Array Flatten in JavaScript
Understanding Nested Arrays and How to Flatten Them in JavaScript.

So let’s start from the very basic idea. When we talk about arrays, we usually think of a simple list of elements separated by commas. Something like [1, 2, 3, 4], clean and straightforward. But things start getting a bit layered when one of those elements itself becomes an array.
That is exactly what a nested array is.
If you have something like [1, 2, [3, 4], 5], then the third element is not just a number, it is another array. So now you have an array inside an array. That is your simplest form of a nested array. And this does not stop at just one level. You can go deeper like [1, [2, [3, [4]]]] and it keeps going depending on how complex the data is.
Now the problem starts when we try to work with such data.
Because honestly, dealing with nested arrays directly is not very convenient. Imagine you want to sum all numbers or apply some logic. You now have to handle multiple levels, check if something is an array, then go inside it, and so on. This is where flattening comes into picture.
Flattening simply means converting a nested array into a single level array. So instead of [1, 2, [3, 4], 5], you turn it into [1, 2, 3, 4, 5]. Everything comes out at the same level.
That is the whole idea. Take a complex structure and simplify it.
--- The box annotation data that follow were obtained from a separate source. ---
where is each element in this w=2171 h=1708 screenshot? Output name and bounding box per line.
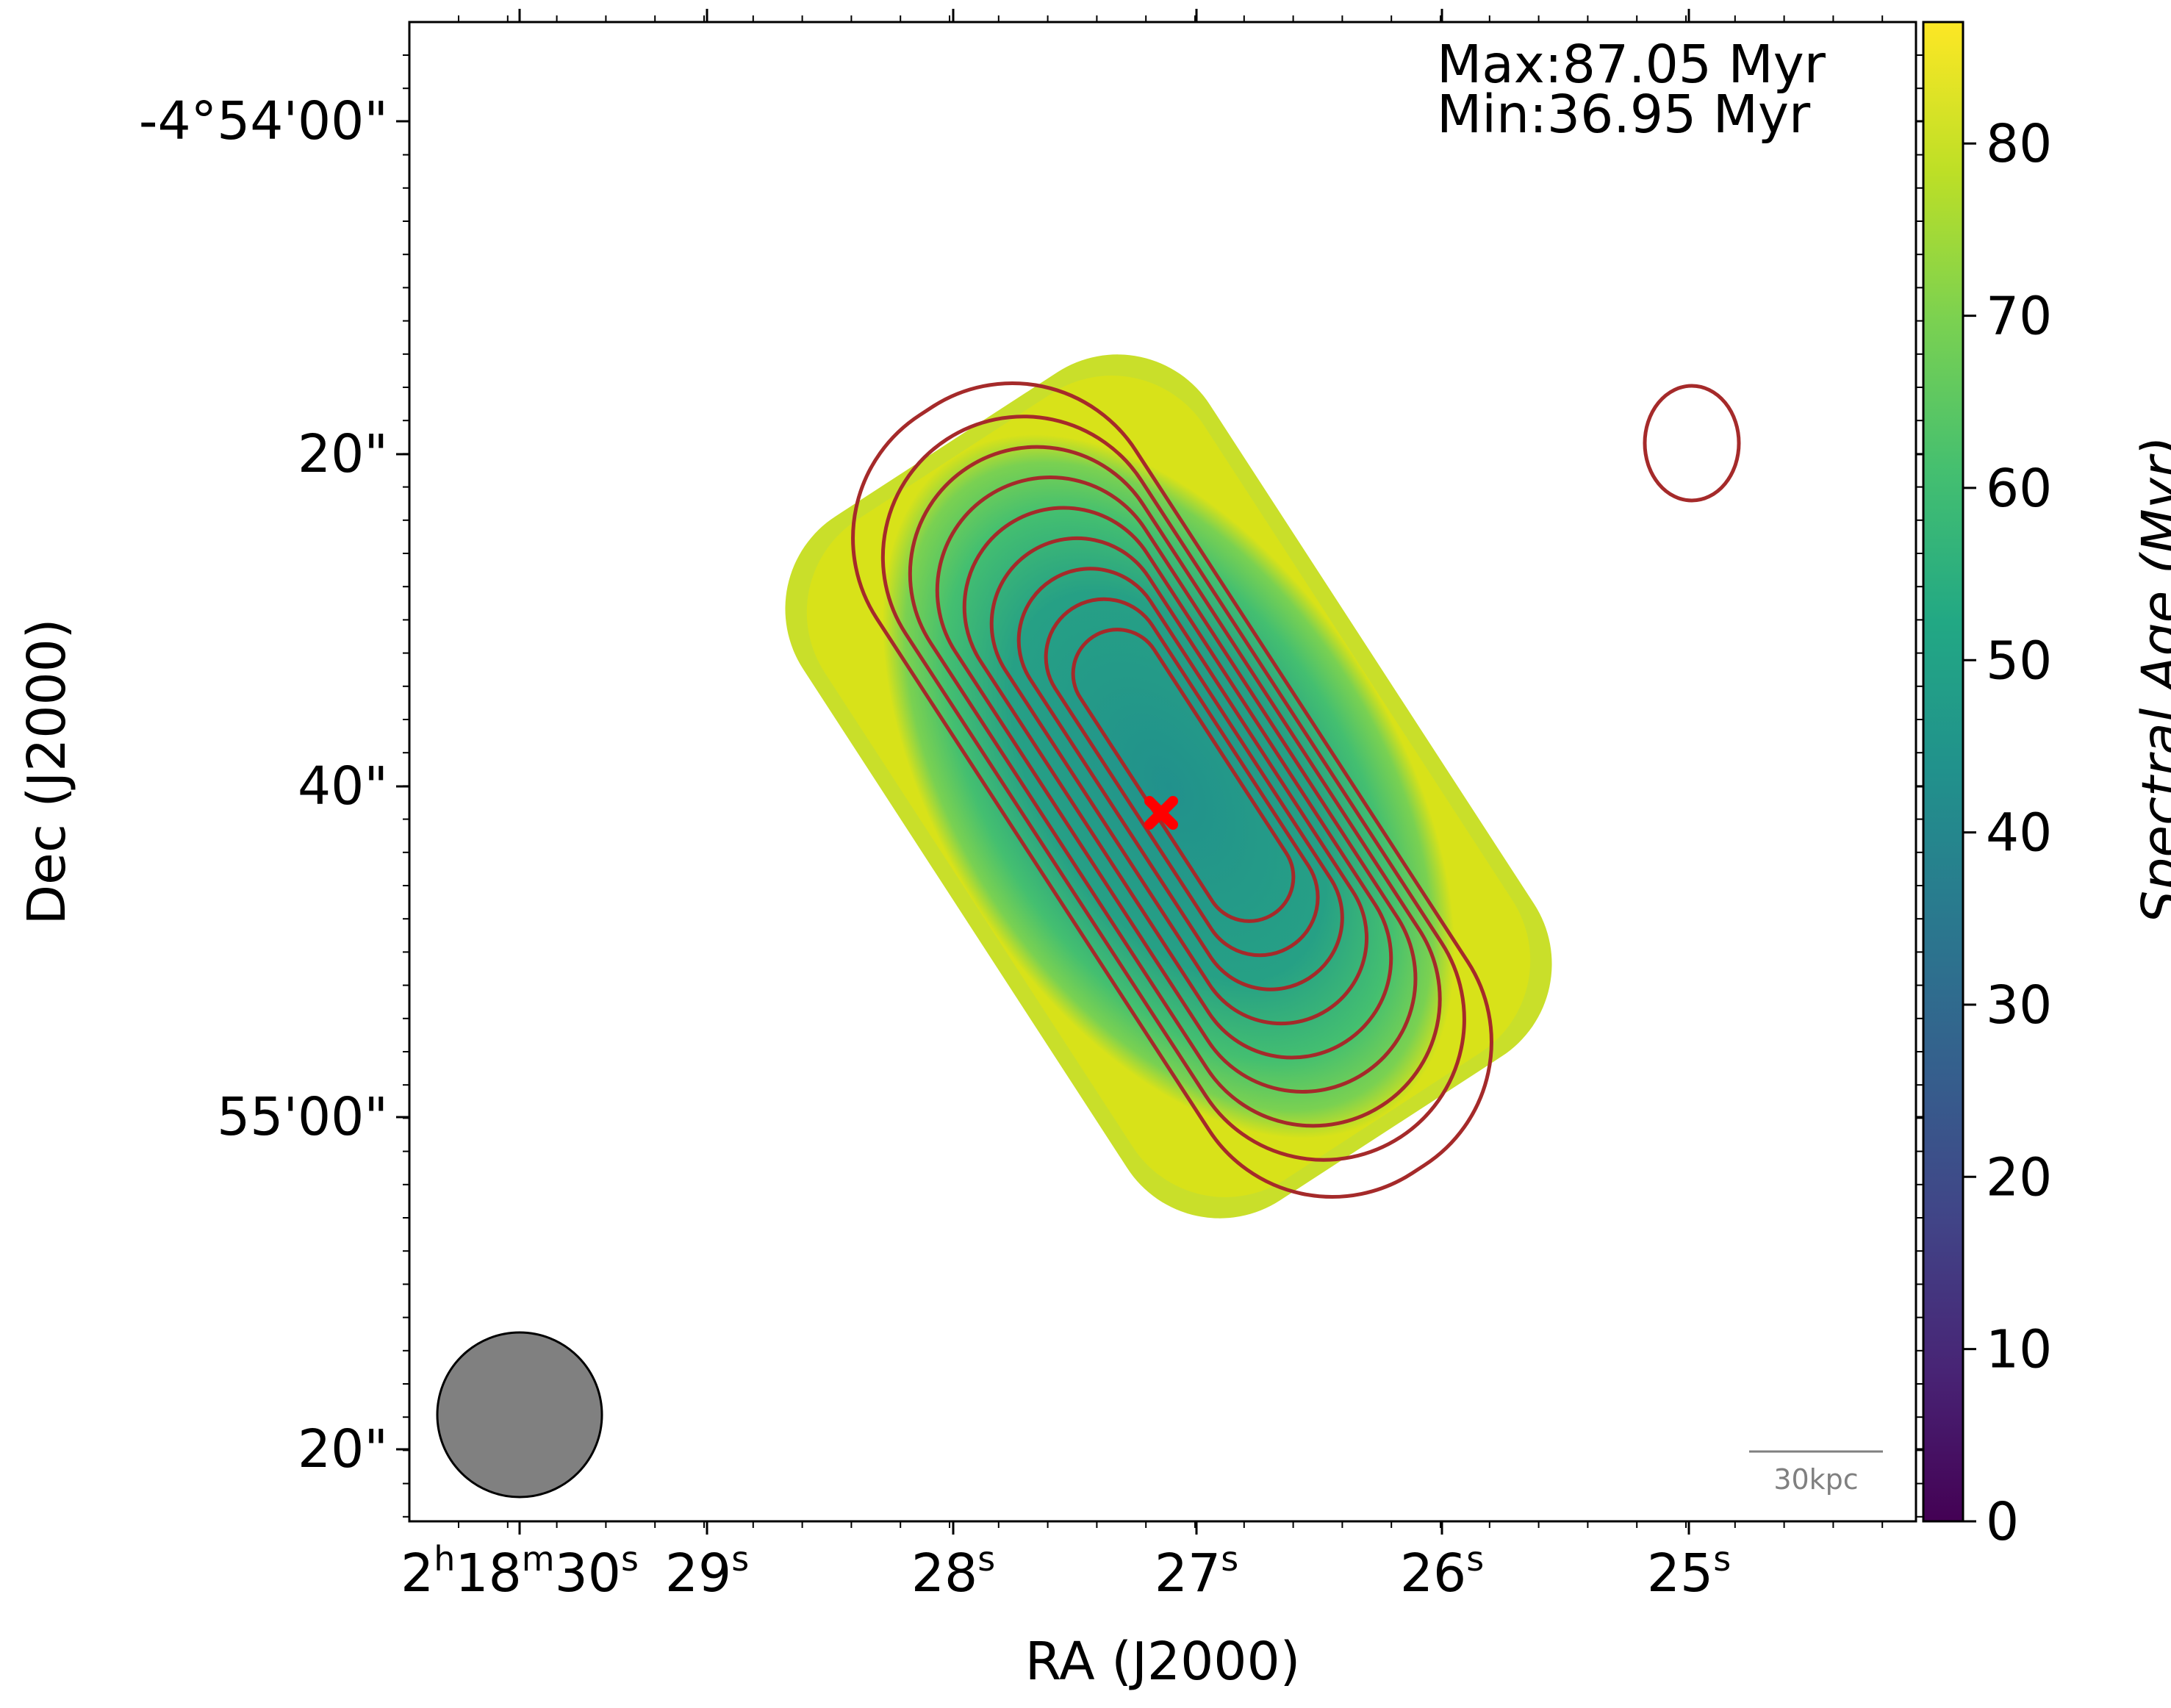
minor-ticks — [403, 15, 1923, 1528]
colorbar-label: Spectral Age (Myr) — [2131, 436, 2171, 923]
max-annotation: Max:87.05 Myr — [1437, 34, 1826, 95]
y-tick-label: 55'00" — [217, 1086, 388, 1147]
contour-level — [989, 536, 1369, 1026]
scalebar-label: 30kpc — [1773, 1463, 1858, 1496]
contour-level — [935, 476, 1418, 1094]
colorbar-tick-label: 30 — [1986, 975, 2052, 1036]
y-tick-label: -4°54'00" — [139, 90, 388, 151]
core-marker-icon — [1144, 796, 1178, 830]
contour-level — [1016, 567, 1344, 991]
y-tick-label: 40" — [298, 756, 388, 817]
y-tick-label: 20" — [298, 423, 388, 484]
colorbar-tick-label: 70 — [1986, 286, 2052, 347]
radio-contours — [851, 381, 1493, 1199]
y-axis-label: Dec (J2000) — [16, 619, 77, 925]
colorbar-tick-label: 40 — [1986, 803, 2052, 864]
min-annotation: Min:36.95 Myr — [1437, 84, 1811, 145]
x-tick-label: 2h18m30s — [401, 1539, 639, 1604]
x-tick-label: 26s — [1400, 1539, 1484, 1604]
contour-level — [908, 445, 1442, 1128]
isolated-contour — [1643, 384, 1741, 503]
colorbar — [1922, 21, 1964, 1523]
beam-ellipse — [436, 1331, 603, 1499]
x-tick-label: 29s — [665, 1539, 749, 1604]
colorbar-tick-label: 10 — [1986, 1319, 2052, 1380]
x-tick-label: 25s — [1647, 1539, 1731, 1604]
colorbar-tick-label: 80 — [1986, 113, 2052, 174]
contour-level — [962, 506, 1393, 1060]
map-layer: 30kpc Max:87.05 Myr Min:36.95 Myr — [436, 34, 1883, 1499]
x-axis-label: RA (J2000) — [1025, 1631, 1301, 1692]
x-tick-label: 28s — [911, 1539, 995, 1604]
colorbar-tick-label: 50 — [1986, 630, 2052, 691]
y-tick-label: 20" — [298, 1418, 388, 1479]
x-axis-ticks: 2h18m30s 29s 28s 27s 26s 25s — [401, 9, 1731, 1604]
colorbar-tick-label: 0 — [1986, 1491, 2019, 1552]
age-pixel-map — [785, 354, 1552, 1219]
colorbar-ticks: 0 10 20 30 40 50 60 70 80 — [1963, 113, 2052, 1552]
plot-frame — [408, 21, 1917, 1523]
contour-level — [851, 381, 1493, 1199]
contour-level — [880, 415, 1466, 1162]
y-axis-ticks: -4°54'00" 20" 40" 55'00" 20" — [139, 90, 1929, 1479]
colorbar-tick-label: 60 — [1986, 458, 2052, 519]
contour-level — [1044, 597, 1320, 958]
colorbar-tick-label: 20 — [1986, 1147, 2052, 1208]
x-tick-label: 27s — [1155, 1539, 1238, 1604]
If you visualize it, think of nested arrays like boxes inside boxes. Flattening is just opening all the boxes and putting everything on the table.
Now coming to how JavaScript helps us here.
The .flat() method
This is the most direct way to deal with nested arrays. If you have an array and you call .flat() on it, JavaScript will remove one level of nesting.
For example:
const arr = [1, 2, [3, 4], 5];
console.log(arr.flat());
// [1, 2, 3, 4, 5]
What it does is it breaks that inner array and pulls its elements into the main array.
Now an interesting part is that .flat() can take an argument. That argument decides how many levels you want to flatten.
So if you have something deeper like:
const arr = [1, [2, [3, [4]]]];
If you do:
arr.flat(1)
It will only remove one level.
If you do:
arr.flat(2)
It will go two levels deep.
And if you are not sure how deep your nesting is, which honestly happens most of the time, you can just do:
arr.flat(Infinity)
This basically says flatten everything, no matter how deep it is.
This is why in real scenarios, people often go with Infinity because counting levels manually is not always practical.
The .flatMap() method
Now this one is slightly different. It combines two operations into one. First mapping, then flattening.
You already know that .map() applies a function to each element and returns a new array. The number of elements stays the same.
For example:
[1, 2, 3].map(x => x * 2)
// [2, 4, 6]
Now .flatMap() does something similar, but after mapping, it also flattens the result by one level.
So if your mapping function returns arrays, .flatMap() will merge them into a single array.
Example:
const arr = [1, 2, 3];
const result = arr.flatMap(x => [x, x * 2]);
console.log(result);
// [1, 2, 2, 4, 3, 6]
Here each element becomes an array, and then those arrays get flattened automatically.
One important thing to note is that .flatMap() only flattens one level. You cannot control depth here like .flat().
So if your nesting is deeper, .flatMap() alone will not solve everything.
Another approach you might see
Sometimes in interviews or even real projects, people do not use .flat() directly. Either because they want to show understanding or because of compatibility reasons.
A common way is using recursion.
The idea is simple. You go through each element. If it is not an array, you push it into a result. If it is an array, you call the same function again on it.
Something like this:
function flatten(arr) {
let result = [];
for (let item of arr) {
if (Array.isArray(item)) {
result = result.concat(flatten(item));
} else {
result.push(item);
}
}
return result;
}
This works for any level of nesting and shows clear thinking.
Why flattening is actually useful
This is not just a theoretical thing. In real problems, data often comes nested.
APIs can return nested structures. UI components might generate nested lists. Even simple transformations can accidentally create nested arrays.
Before applying operations like filtering, reducing, or calculations, flattening makes the data easier to work with.
It is like cleaning your workspace before starting actual work.
Common interview scenarios
This topic shows up quite often, but not always in a direct way.
Sometimes they simply ask you to flatten an array without using built in methods. That is where recursion or loops come into play.
Sometimes they give you a nested structure and ask you to extract or sum values. If you understand flattening, the problem becomes much simpler.
Another variation is combining map and flatten logic, where .flatMap() becomes useful.
And in some cases, they check whether you know about Infinity in .flat() which is a small detail but tells a lot about practical exposure.
Closing thought
At the core of it, flattening is about reducing complexity. Nested arrays are not wrong, they are just harder to deal with directly. Once flattened, everything becomes linear and easier to process.
If you understand when to use .flat(), when .flatMap() fits, and how to manually approach the problem, you are already ahead for most real scenarios as well as interviews.
And honestly, once you start noticing nested arrays in real data, this concept stops being theoretical and becomes very practical.